Há anos que publica livros sobre o 25 de Abril, mas a Revolução dos Cravos “é quase uma obsessão”, confessa. Numa conversa com Bernardo Ferrão, partilha uma fotografia rara do pai tirada depois dos militares terem ocupado a RTP. “Saber que ele tinha feito parte daquilo foi muito bonito. Mais tarde, já quase aos 50 anos, descobri um vídeo do meu pai, o Tenente Serras Lopes. Tinha sotaque alentejano. Nunca tinha ouvido a voz dele”.

José Fernandes
José Fernandes

Cresceu rodeada de livros e como talvez já fosse esperado, apaixonou-se por eles em criança e o padrasto foi o culpado. “Eu não sabia o que queria fazer, mas queria ser culta. Era a minha grande ambição e foi ele que me passou isso”.

Estudou literatura, história, fez parte da direção da Bulhosa e é hoje diretora e fundadora da Tinta-da-China.

Casou aos 19 anos e divorciou-se aos 39. Foi sempre conhecida como Bárbara Bulhosa, apelido do ex-marido, “fiquei com o nome dele, não tem importância. Já na altura da faculdade era a Bárbara Bulhosa. Todos me conhecem assim.”

José Fernandes

Sentiu-se “quase obrigada” a abandonar a Bulhosa e ficou sem emprego. Chamou a amiga Inês Hugon e “sem dinheiro e autores” criaram a Tinta-da-China. “Ganhámos um projeto do Instituto do Emprego e Formação Profissional e tivemos um ano a trabalhar no sótão da minha casa”, conta. Foi o ex-marido, Jaime, que escolheu o nome da editora.

A Tinta-da-China é hoje uma editora de sucesso. Rui Tavares foi o primeiro autor e “vendeu bem”, na altura cerca de 6 mil livros. Nos dias de hoje, com Ricardo Araújo Pereira, já chegou aos 70 mil.

O baixo consumo de leitura em Portugal preocupa-a, assim como os vícios dos “livros de supermercado” e a “concorrência brutal” dos telemóveis e redes sociais, mas sabe que será sempre uma eterna fiel à “experiência de ler um livro”.

José Fernandes

Bárbara Bulhosa é a convidada do mais um episódio do podcast Geração 70. Fundadora da primeira editora “com termo de identidade e residência”, mulher de convicções e coragem. Orgulhosa da independência da Tinta-da-China, mas que ainda sonha ter uma livraria.

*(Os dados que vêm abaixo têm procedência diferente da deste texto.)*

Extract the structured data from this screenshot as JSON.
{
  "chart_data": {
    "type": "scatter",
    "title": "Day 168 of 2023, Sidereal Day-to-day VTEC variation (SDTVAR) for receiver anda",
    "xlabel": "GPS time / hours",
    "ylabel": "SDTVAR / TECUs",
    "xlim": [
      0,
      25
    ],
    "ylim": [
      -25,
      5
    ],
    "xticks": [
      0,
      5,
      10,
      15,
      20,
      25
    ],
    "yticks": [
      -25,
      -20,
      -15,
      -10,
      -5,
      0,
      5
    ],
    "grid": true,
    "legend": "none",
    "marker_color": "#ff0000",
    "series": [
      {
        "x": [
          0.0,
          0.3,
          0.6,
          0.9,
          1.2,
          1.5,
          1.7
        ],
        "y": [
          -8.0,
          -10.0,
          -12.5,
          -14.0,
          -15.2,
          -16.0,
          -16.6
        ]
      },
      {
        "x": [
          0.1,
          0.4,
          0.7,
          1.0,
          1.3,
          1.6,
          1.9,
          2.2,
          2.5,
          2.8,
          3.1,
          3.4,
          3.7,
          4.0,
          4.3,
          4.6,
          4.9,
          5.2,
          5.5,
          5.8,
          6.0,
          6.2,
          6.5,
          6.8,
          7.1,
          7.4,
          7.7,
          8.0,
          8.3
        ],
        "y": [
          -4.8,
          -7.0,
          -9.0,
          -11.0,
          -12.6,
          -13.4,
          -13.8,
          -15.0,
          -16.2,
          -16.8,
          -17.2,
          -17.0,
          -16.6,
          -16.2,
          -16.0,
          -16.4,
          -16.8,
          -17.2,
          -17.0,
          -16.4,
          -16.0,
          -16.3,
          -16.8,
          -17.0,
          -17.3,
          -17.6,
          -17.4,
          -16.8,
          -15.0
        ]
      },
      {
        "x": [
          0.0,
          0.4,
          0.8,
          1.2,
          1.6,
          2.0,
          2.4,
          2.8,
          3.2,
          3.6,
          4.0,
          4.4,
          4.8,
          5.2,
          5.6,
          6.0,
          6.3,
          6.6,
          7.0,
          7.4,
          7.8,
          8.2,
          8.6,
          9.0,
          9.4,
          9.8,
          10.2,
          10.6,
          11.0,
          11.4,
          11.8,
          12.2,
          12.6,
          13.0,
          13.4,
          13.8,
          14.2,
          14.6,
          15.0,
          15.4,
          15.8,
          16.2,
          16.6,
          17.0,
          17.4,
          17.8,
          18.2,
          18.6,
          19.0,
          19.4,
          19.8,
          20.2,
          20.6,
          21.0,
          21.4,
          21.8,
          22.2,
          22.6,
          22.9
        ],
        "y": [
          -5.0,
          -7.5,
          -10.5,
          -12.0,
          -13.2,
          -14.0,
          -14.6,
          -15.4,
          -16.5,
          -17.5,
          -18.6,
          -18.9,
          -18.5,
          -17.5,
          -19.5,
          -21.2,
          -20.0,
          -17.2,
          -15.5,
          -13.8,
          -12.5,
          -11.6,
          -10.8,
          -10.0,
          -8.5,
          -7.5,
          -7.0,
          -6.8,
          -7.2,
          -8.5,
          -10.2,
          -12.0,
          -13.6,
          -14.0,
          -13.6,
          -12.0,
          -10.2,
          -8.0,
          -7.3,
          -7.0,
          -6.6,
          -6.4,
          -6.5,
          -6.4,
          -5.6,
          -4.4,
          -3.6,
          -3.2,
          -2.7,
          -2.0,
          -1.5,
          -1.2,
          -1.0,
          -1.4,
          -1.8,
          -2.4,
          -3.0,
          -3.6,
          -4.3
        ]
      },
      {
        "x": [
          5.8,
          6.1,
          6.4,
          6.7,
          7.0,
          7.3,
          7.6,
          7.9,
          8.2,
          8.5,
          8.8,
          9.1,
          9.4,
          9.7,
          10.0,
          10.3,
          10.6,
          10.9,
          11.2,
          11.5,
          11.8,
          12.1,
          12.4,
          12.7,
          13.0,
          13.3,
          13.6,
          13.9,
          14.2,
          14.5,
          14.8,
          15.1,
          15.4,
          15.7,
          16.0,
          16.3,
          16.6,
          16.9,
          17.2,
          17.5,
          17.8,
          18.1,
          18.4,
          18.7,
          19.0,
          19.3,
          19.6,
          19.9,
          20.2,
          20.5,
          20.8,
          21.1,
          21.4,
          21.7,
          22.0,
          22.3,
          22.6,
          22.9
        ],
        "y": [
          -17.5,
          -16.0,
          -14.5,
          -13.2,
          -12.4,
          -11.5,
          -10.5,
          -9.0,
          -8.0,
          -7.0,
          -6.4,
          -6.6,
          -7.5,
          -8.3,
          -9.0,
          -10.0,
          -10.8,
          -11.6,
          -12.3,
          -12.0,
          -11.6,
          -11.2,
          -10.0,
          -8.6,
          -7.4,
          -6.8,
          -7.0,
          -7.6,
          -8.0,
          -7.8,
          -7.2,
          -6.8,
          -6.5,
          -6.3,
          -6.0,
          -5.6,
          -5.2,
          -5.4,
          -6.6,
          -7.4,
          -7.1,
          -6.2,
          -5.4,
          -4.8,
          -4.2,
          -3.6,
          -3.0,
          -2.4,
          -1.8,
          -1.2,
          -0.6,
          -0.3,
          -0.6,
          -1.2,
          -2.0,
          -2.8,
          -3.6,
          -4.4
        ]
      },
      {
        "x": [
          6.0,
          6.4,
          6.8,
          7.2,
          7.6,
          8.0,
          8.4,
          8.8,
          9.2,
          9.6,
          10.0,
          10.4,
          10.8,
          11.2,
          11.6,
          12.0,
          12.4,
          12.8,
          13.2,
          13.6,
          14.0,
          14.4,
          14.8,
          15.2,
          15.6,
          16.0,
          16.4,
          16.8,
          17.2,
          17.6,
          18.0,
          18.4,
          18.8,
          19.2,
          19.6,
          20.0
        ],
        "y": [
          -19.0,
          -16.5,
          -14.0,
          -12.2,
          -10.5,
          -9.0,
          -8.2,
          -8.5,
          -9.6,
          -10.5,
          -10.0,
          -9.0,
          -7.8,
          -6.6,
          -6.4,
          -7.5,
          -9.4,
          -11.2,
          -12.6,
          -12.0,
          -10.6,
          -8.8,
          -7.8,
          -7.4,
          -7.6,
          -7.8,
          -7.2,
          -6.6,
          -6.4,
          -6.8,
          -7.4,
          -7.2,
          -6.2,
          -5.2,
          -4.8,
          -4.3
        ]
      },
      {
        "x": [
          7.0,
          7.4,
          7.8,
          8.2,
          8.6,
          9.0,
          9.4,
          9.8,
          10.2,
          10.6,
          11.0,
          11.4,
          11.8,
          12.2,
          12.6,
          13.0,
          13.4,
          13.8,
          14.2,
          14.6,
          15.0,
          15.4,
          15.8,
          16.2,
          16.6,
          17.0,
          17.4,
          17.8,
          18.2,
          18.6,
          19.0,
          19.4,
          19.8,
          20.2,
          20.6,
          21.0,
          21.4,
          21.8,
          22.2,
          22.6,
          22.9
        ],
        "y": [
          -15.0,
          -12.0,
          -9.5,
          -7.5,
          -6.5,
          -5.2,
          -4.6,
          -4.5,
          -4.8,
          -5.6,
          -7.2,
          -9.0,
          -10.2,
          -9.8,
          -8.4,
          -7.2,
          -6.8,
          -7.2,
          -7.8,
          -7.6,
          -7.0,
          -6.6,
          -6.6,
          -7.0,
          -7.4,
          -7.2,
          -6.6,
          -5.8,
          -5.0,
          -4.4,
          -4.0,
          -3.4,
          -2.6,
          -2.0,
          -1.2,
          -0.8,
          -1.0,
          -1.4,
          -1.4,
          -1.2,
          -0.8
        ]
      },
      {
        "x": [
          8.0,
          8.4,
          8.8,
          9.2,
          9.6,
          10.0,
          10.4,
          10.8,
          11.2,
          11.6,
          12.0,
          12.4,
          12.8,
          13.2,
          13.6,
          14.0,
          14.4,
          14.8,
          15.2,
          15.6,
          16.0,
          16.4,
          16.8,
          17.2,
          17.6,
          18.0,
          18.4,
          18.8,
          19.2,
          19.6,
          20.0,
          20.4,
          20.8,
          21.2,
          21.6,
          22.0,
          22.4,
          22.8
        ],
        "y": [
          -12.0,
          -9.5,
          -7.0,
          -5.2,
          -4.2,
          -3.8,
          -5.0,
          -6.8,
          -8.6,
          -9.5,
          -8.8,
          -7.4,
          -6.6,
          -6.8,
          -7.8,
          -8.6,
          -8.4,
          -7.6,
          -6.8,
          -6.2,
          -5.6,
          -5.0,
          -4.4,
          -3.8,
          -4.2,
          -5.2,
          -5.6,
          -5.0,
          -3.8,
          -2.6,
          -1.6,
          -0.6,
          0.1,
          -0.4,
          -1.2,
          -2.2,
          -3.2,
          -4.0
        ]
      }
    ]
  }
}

Convicta de que os livros “são um mundo”, sempre quis chegar às pessoas e fugir dos temas que acha “eruditos”. Acredita que a “herança democrática” ficou e que a “democracia está bem entranhada” nos portugueses, mas alerta para os “riscos” da extrema direita. Responsabiliza o Estado pela falta de hábitos de leitura, mas não deixa de elogiar o Presidente Marcelo Rebelo de Sousa por dar o exemplo, por ler e por organizar e participar em feiras do livro.